The Anglican Communion's first openly gay bishop has received a standing ovation at the Greenbelt festival in Cheltenham. Gene Robinson's call for a sexual ethic based on integrity and trust was greeted with prolonged applause by festivalgoers.
“What does it mean to be a sexual being and a fine Christian?” he asked, before urging Christians to focus less on what two people do “in their bedrooms” and more how each person is “a sexual being”.
Greenbelt's invitation to Robinson, Bishop of New Hampshire in the USA, had triggered an attack on the festival from the conservative campaigning group Anglican Mainstream. But while Robinson faced challenging questions after his talk, it was interrupted by frequent applause rather than heckling.
The bishop suggested that “being made in the image of God has something to do with our hunger and our longing for relationship” and that “at least part of that image is the ability to choose to make ourselves vulnerable”.
He said that “appropriate vulnerability” should be central to sexual ethics, arguing that people need to have built up a level of trust before able to make themselves vulnerable without being hurt. His other criteria for “wholesome and holistic sexuality” include the equality of the lovers and and the need for relationships to be “enthused with authenticity”.

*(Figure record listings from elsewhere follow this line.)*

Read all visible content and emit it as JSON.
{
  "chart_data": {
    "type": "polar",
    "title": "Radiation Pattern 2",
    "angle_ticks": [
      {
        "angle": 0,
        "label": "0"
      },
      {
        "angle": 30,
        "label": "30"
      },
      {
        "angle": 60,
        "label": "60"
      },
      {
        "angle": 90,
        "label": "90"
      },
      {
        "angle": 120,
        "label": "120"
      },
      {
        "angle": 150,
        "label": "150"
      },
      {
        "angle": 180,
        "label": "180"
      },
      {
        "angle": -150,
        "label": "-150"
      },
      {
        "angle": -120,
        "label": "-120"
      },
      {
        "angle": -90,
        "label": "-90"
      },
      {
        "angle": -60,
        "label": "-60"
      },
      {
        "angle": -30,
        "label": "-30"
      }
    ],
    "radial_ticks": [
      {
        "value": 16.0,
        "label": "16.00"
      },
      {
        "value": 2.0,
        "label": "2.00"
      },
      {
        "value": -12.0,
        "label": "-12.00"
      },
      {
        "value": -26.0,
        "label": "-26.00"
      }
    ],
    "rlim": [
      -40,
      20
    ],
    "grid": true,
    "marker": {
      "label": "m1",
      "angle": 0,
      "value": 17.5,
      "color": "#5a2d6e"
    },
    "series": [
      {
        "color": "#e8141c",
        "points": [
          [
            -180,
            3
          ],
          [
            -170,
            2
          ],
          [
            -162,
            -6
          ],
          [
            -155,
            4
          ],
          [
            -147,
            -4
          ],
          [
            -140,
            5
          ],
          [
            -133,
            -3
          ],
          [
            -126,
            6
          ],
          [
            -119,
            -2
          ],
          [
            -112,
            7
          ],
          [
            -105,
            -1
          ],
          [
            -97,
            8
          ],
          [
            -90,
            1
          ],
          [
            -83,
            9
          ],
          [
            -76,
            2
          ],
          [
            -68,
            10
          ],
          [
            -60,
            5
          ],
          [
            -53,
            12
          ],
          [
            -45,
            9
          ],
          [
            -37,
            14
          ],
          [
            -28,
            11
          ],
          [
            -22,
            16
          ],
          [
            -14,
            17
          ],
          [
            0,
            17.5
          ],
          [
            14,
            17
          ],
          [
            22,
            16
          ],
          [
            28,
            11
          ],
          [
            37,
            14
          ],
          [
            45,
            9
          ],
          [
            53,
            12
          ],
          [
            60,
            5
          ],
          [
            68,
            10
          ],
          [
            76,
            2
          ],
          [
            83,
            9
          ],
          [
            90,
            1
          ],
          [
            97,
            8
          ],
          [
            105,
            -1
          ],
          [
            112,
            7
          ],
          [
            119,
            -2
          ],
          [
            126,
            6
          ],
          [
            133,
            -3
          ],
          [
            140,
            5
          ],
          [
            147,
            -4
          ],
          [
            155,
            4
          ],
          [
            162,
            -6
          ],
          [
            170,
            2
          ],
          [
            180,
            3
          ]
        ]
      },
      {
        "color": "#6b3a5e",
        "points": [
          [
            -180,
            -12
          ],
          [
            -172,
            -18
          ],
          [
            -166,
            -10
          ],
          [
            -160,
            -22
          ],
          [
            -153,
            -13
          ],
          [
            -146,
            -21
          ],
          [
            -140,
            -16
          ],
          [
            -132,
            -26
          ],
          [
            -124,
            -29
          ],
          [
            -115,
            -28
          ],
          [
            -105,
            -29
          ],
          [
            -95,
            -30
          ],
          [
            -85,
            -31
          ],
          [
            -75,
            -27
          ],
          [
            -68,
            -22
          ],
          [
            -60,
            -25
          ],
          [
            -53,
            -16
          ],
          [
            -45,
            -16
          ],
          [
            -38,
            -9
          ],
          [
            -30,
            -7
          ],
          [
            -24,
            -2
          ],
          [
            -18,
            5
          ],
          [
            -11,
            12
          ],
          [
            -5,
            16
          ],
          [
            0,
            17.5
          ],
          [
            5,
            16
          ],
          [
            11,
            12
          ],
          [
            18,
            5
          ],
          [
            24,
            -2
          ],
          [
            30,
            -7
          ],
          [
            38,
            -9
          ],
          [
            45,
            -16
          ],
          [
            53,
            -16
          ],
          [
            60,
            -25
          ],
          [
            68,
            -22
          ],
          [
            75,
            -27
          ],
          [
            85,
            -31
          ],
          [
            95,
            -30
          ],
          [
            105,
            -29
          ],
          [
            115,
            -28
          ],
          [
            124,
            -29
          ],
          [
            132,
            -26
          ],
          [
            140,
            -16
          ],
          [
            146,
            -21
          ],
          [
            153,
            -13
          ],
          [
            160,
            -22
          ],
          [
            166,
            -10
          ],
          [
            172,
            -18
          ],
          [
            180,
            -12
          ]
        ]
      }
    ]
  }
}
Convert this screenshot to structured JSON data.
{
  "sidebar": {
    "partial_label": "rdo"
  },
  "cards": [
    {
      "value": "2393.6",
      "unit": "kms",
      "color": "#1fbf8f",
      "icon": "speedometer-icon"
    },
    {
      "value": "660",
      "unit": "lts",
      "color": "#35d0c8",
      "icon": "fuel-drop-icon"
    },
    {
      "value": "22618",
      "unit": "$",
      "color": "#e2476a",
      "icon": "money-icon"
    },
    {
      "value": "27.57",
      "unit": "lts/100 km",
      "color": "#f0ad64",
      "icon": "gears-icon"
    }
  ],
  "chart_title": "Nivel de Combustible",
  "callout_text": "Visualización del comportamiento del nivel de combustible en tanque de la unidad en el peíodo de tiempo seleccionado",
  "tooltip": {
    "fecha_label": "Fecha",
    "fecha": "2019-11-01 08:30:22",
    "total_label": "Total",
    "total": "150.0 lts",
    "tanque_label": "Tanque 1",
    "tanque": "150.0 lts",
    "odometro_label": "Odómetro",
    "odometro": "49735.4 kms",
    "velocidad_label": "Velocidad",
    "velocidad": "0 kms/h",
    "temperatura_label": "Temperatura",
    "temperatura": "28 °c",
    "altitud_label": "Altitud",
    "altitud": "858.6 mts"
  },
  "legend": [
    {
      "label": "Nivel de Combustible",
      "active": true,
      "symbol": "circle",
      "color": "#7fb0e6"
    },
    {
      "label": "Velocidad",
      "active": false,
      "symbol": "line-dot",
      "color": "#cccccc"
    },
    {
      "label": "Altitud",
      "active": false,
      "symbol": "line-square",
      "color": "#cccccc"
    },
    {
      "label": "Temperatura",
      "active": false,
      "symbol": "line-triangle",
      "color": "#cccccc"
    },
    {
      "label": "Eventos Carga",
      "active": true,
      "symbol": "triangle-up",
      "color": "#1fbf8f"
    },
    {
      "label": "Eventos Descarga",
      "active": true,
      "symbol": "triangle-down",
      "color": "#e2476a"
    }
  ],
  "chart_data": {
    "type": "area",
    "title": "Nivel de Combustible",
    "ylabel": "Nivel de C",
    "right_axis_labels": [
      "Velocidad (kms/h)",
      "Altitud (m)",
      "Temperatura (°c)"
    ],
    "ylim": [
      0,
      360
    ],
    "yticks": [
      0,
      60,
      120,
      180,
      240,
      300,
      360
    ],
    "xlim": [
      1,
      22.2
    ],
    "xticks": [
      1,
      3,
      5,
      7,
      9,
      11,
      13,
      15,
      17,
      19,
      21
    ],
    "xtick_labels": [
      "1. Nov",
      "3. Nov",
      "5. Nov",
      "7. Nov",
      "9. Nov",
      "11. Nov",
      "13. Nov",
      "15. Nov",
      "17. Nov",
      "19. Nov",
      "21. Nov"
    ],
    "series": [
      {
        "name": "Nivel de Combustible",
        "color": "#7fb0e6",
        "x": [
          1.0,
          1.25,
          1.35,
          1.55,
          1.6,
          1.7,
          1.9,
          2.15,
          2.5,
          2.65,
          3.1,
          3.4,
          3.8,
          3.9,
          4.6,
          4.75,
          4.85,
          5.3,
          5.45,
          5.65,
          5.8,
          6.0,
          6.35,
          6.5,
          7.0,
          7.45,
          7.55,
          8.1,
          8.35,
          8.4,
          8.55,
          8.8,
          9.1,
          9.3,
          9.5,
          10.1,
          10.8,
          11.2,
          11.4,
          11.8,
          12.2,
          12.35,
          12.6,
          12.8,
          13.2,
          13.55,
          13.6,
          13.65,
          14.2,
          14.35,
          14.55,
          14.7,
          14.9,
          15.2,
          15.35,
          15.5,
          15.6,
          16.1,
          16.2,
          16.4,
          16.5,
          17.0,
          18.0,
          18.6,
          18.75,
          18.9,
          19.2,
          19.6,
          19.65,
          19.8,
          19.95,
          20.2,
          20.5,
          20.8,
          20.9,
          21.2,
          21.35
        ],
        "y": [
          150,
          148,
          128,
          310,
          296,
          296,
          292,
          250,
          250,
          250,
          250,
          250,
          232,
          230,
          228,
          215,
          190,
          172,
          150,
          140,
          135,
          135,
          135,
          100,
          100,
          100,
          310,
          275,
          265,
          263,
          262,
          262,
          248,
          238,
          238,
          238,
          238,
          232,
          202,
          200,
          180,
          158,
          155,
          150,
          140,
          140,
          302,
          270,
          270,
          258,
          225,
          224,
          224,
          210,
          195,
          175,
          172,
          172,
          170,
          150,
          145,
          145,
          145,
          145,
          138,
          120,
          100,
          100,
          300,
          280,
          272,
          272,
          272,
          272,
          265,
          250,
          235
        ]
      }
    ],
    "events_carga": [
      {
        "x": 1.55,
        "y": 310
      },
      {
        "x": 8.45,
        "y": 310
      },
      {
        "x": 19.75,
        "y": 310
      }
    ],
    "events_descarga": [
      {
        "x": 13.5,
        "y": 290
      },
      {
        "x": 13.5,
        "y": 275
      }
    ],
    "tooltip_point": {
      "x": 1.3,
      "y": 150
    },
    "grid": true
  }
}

“I'm not arguing for 'anything goes'” he insisted, “I'm not arguing for 'if it feels good, do it'”.
This has not stopped the sniping from those opposed to the inclusion of lesbian, gay and bisexual people in the Church.
Anglican Mainstream's Chris Sugden accused Greenbelt of “prejudice” for inviting a “controversial celebrity”. However, Greenbelt's director Beki Bateson pointed out that he was only one of 500 speakers at the festival.
“Although some people may have made the decision not to come this year based on the fact Gene was part of the the event, the great thing for me is that it has opened up the festival to an audience that wouldn't have come either” she added.
Meanwhile, the Outerspace network, which brings together lesbian, gay, bisexual and transgendered Christians at Greenbelt, reported an exceptionally good response at its stand.
“Greenbelt is giving people a forum to explore the ideas for themselves before taking them back to their churches” explained Outerspace's Naomi Lawson.
She rejected Anglican Mainstream's assertion that only one view was being heard. “Over the years that I've been coming here, I've heard quite a range of views expressed at Greenbelt” she said.